A Veteran of over 1000 house builds, Knox was not an architect by trade, in fact, his first job was in a bank. On his release from the navy in 1945, he began a course in building construction and at the same time, started work on two houses. At that time, materials were in short supply, but Knox was interested in trying out new techniques and had a particular theory about “bringing the building and the natural environment together into one indivisible whole”. Ah yes, that makes sense now. Knox even got the banks to finance one of his builds, by quoting an academic study submitted to the Commonwealth Experimental Building Station which vouched for the safety of mudbrick walls.

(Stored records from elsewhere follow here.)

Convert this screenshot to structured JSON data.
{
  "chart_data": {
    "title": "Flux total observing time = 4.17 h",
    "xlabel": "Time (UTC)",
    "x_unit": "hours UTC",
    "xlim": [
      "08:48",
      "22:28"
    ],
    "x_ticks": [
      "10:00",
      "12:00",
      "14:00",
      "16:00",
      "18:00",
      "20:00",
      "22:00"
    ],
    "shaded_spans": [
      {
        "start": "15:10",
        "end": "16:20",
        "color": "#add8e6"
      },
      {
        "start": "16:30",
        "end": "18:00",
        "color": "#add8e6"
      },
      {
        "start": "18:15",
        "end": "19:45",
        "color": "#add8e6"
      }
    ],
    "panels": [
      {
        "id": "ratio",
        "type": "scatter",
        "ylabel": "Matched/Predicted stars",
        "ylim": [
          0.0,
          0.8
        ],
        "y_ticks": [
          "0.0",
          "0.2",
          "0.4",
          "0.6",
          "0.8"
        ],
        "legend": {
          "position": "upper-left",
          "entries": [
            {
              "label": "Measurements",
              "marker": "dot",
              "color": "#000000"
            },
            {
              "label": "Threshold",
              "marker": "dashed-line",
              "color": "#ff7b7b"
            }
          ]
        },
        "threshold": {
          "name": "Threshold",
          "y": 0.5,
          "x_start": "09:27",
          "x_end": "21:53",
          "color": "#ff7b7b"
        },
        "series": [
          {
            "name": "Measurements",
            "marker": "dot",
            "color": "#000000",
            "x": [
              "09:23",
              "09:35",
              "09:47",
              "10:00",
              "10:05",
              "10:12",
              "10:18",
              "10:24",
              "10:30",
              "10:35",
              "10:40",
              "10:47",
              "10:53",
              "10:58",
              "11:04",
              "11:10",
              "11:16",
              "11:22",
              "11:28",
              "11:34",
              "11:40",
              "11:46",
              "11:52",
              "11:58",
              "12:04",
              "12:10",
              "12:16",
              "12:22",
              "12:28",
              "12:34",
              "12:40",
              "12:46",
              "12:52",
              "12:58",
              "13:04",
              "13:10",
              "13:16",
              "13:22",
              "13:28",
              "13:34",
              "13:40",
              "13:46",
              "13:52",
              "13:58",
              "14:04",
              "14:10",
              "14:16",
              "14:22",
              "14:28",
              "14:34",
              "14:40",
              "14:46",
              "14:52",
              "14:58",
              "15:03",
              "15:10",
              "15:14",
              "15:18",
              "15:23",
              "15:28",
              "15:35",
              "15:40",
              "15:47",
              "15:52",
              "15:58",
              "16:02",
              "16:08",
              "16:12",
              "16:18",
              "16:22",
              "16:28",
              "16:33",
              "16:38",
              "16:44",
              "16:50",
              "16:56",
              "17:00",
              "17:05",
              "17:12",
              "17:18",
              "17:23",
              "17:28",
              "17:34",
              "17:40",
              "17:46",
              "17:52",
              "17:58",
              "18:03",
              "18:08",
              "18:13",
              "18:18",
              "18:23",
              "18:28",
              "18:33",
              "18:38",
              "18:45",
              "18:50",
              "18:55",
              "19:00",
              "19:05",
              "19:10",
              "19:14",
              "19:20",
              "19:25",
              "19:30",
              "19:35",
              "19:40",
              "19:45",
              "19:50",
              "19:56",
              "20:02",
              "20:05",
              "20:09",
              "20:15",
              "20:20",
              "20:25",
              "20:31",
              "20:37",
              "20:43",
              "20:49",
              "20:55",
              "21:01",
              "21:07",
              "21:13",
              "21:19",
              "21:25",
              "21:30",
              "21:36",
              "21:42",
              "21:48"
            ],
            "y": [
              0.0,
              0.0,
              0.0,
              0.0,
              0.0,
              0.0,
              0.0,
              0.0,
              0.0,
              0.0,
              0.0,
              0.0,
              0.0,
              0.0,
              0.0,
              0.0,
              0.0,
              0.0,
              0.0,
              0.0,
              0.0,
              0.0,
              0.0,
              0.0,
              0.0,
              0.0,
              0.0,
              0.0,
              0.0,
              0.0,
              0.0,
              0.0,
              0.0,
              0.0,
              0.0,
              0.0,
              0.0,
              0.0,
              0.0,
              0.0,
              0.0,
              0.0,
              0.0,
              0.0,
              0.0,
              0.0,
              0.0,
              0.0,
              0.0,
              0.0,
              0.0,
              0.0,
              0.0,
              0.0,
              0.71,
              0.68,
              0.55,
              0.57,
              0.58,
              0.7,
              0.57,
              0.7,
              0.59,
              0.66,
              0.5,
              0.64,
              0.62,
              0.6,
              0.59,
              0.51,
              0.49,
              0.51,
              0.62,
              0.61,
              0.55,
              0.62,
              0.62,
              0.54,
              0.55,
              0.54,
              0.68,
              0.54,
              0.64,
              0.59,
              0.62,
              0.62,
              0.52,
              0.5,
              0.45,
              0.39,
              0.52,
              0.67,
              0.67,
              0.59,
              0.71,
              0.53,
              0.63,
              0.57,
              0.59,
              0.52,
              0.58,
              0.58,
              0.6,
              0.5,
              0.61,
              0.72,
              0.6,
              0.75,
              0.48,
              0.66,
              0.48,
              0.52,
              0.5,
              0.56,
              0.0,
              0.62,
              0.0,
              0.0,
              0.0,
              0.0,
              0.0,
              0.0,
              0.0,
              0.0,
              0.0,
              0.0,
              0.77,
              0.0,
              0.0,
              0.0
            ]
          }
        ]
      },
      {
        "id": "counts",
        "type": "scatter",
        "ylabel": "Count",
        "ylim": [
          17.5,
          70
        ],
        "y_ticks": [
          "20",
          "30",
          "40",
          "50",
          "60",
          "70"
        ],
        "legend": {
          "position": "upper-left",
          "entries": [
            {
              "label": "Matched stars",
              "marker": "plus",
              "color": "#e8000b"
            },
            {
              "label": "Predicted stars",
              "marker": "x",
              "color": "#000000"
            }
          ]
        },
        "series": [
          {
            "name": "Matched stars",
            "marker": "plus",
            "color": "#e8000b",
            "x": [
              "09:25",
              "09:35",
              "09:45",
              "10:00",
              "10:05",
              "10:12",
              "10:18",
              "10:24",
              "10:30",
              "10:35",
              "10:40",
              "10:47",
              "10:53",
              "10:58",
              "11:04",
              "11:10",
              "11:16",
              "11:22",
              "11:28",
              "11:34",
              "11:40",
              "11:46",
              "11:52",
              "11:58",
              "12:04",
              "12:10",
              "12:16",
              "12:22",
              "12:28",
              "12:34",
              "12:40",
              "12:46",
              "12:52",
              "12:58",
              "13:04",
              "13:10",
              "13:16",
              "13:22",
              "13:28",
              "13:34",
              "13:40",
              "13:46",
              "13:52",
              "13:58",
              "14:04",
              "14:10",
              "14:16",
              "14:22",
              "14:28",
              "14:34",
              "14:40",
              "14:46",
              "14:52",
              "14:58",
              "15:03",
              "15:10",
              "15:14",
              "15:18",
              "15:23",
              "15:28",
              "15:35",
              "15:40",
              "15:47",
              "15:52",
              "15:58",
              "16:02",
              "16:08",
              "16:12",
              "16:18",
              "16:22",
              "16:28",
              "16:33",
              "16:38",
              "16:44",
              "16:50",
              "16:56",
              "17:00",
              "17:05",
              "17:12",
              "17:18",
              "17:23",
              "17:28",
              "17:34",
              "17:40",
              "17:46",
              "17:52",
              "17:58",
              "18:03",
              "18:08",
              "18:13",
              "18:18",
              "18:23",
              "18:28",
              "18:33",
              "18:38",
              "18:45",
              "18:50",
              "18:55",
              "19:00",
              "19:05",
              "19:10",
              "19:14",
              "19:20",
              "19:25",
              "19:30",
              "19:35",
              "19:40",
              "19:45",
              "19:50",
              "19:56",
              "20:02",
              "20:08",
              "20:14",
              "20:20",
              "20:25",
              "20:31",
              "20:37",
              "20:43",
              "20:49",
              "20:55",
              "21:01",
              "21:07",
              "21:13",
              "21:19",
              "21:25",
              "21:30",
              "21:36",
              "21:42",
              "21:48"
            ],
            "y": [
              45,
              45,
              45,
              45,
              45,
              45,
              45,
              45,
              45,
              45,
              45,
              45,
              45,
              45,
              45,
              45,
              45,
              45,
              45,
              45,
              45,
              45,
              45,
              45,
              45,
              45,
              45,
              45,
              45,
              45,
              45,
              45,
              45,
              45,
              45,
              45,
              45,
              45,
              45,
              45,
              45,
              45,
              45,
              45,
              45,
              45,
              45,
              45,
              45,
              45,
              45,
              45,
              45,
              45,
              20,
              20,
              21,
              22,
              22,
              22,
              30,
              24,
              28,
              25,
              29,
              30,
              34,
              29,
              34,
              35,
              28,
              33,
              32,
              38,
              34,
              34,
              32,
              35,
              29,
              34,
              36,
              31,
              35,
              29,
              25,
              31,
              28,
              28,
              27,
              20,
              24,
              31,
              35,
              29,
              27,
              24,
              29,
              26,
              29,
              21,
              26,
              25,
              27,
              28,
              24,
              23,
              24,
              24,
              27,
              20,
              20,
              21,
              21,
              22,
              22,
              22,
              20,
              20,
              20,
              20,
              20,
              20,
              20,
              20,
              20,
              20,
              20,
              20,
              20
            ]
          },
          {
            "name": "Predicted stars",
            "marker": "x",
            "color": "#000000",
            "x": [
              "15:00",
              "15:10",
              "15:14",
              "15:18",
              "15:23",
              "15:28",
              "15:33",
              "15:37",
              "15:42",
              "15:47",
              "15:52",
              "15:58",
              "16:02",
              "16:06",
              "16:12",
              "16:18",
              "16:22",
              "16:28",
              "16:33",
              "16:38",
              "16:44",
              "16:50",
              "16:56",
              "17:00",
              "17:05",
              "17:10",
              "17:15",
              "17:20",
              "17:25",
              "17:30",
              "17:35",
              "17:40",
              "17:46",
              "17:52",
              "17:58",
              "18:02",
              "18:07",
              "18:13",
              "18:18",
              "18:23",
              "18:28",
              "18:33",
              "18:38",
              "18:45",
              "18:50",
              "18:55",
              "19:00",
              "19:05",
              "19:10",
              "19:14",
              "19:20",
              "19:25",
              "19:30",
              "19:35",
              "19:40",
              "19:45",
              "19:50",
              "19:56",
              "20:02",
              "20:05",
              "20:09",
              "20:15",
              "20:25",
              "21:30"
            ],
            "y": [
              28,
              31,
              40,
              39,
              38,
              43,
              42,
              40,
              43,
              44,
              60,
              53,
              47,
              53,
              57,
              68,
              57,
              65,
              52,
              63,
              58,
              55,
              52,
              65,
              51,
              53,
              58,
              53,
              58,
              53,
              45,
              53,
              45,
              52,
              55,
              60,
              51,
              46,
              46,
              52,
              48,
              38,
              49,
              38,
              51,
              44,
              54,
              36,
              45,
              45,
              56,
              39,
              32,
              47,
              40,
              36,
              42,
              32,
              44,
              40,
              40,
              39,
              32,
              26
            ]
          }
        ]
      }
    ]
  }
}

At Alistair’s house, we bumped into a student of Knox, Bohdan Kuzyk, who designed another of the houses, home of artist Jenni Mitchell. Jenni’s home sits in a mature orchard garden. The scent of citrus blossom alone makes it feel tropical. The house is home not only her and her partner, but also her luminous paintings. These homes definitely invite one to live with soul inside them.
The Eltham Mudbrick Tour has been going since 1964 and so far, it has only been cancelled once, following the fatal Black Saturday bush fires of 2009 in Kinglake, Victoria. At present, it is organised by the Nillumbick Music Support group, and promoted by the Nullumbick Mudbrick Association, who promote mudbrick building, particularly in the Eltham area.
Because we got caught up in the Tour, we missed the demonstration of mudbrick making which was happening at the “Practically Green” environmental festival. I’ll try to find someone to show me and make a little film about it soon for the Living in the Future series.